HONOLULU - President Obama, in a broadside against the leading Republican presidential candidate, says billionaire Donald Trump is "exploiting" the fears that working-class men in particular have about the economy and stagnant wages.

HONOLULU - President Obama, in a broadside against the leading Republican presidential candidate, says billionaire Donald Trump is "exploiting" the fears that working-class men in particular have about the economy and stagnant wages.

In a year-end interview with NPR News, Obama said demographic changes combined with the "economic stresses" people have been feeling because of the financial crisis, technology and globalization have made life harder for those who rely on a steady paycheck.

"Particularly blue-collar men have had a lot of trouble in this new economy, where they are no longer getting the same bargain that they got when they were going to a factory and able to support their families on a single paycheck," Obama said in the radio interview released Monday. "You combine those things and it means that there is going to be potential anger, frustration, fear. Some of it justified but just misdirected."
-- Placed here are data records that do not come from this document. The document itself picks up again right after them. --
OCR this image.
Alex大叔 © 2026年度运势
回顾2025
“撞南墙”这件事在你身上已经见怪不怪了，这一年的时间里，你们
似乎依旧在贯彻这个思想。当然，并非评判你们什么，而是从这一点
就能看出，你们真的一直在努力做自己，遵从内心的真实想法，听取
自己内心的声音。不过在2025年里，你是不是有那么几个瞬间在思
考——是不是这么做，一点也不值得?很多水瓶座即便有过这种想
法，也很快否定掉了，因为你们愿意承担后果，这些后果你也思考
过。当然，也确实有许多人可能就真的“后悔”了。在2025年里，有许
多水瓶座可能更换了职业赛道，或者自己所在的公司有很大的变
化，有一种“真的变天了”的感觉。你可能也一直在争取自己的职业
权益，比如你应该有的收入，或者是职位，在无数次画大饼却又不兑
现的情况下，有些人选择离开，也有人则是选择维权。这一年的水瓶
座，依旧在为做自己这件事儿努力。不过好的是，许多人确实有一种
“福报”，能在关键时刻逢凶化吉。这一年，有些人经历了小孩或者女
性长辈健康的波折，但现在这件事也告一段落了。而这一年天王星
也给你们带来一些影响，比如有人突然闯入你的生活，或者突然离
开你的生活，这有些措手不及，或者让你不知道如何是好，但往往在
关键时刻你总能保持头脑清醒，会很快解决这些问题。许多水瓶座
"I think somebody like Mr. Trump is taking advantage of that. That's what he's exploiting during the course of his campaign," Obama said.

Trump has called for temporarily banning Muslims from entering the U.S., and has made inflammatory comments about Hispanics and others.
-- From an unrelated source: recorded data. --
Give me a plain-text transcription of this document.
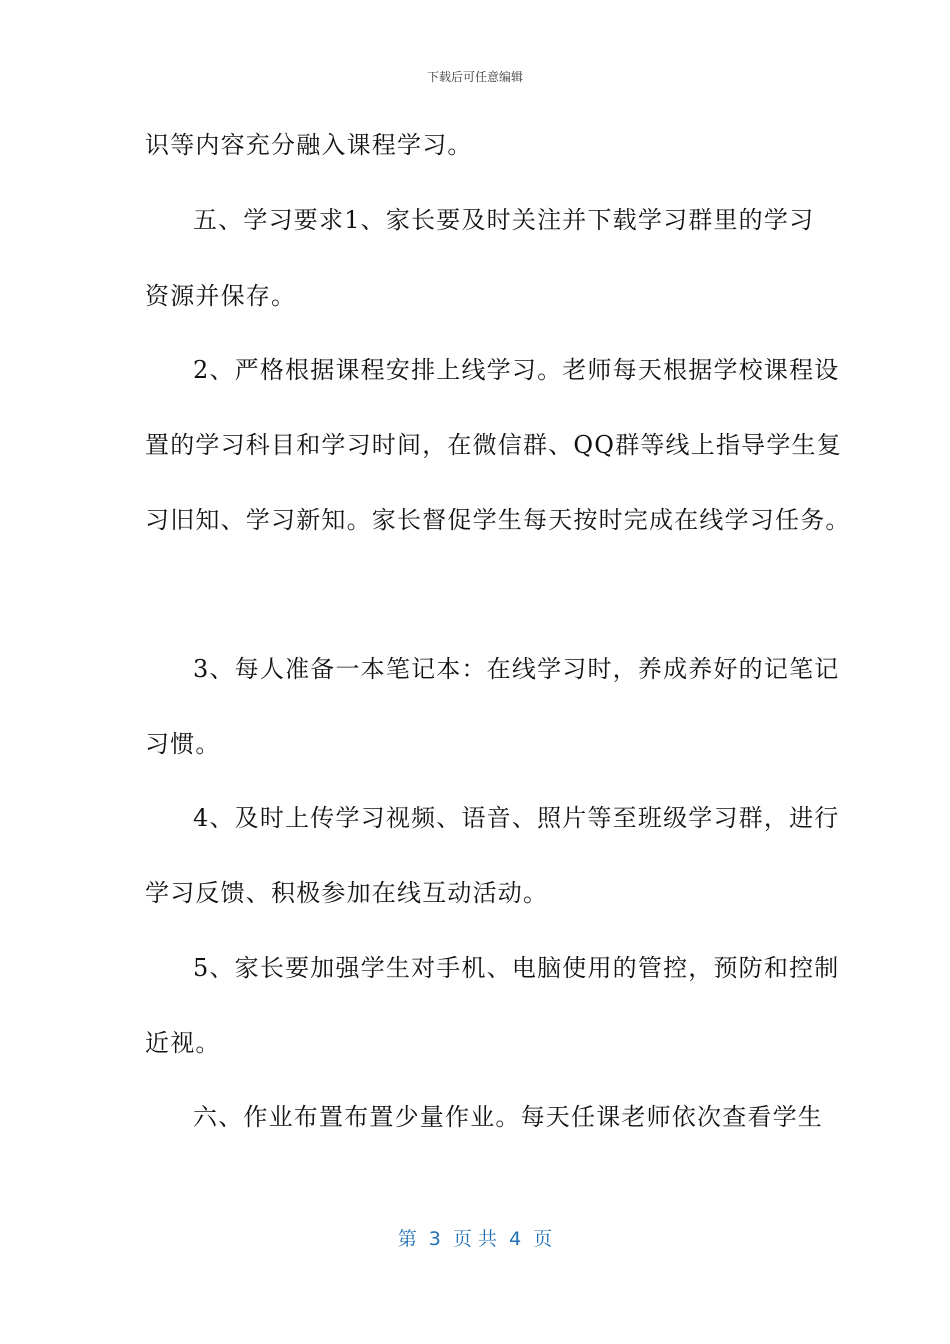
下载后可任意编辑
识等内容充分融入课程学习。
五、学习要求1、家长要及时关注并下载学习群里的学习
资源并保存。
2、严格根据课程安排上线学习。老师每天根据学校课程设
置的学习科目和学习时间，在微信群、QQ群等线上指导学生复
习旧知、学习新知。家长督促学生每天按时完成在线学习任务。
3、每人准备一本笔记本：在线学习时，养成养好的记笔记
习惯。
4、及时上传学习视频、语音、照片等至班级学习群，进行
学习反馈、积极参加在线互动活动。
5、家长要加强学生对手机、电脑使用的管控，预防和控制
近视。
六、作业布置布置少量作业。每天任课老师依次查看学生
第  3  页 共  4  页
Obama sat for the interview Thursday after returning from the National Counterterrorism Center, where he received a pre-holiday briefing on potential threats to the homeland. He said publicly after the briefing that his national security advisers had no specific, credible information suggesting a potential attack against the homeland. Obama left Washington on Friday for two weeks of vacation in his native Hawaii.

Obama told NPR News that criticism of his strategy to combat the Islamic State was warranted and that the administration's failure to keep the public informed about his strategy for countering the IS group has contributed to the public's fears that not enough is being done to protect them.

"I think that there is a legitimate criticism of what I've been doing and our administration has been doing in the sense that we haven't, you know, on a regular basis I think described all the work that we've been doing for more than a year now to defeat ISIL," Obama said, using an acronym for IS.

The group claimed responsibility for an attack in mid-November that killed 130 people in Paris.

U.S. authorities blamed the deaths of 14 people at a holiday party in San Bernardino, Calif., earlier this month on a radicalized couple who pledged allegiance to an IS leader in a Facebook post after they had opened fire.

Both attacks heightened fears of terrorism and led to widespread criticism of Obama's response.

If people don't know about the thousands of airstrikes that have been launched against IS targets since August 2014, or aren't aware that towns in Iraq once controlled by the group have been retaken, "then they might feel as if there's not enough of a response," Obama said.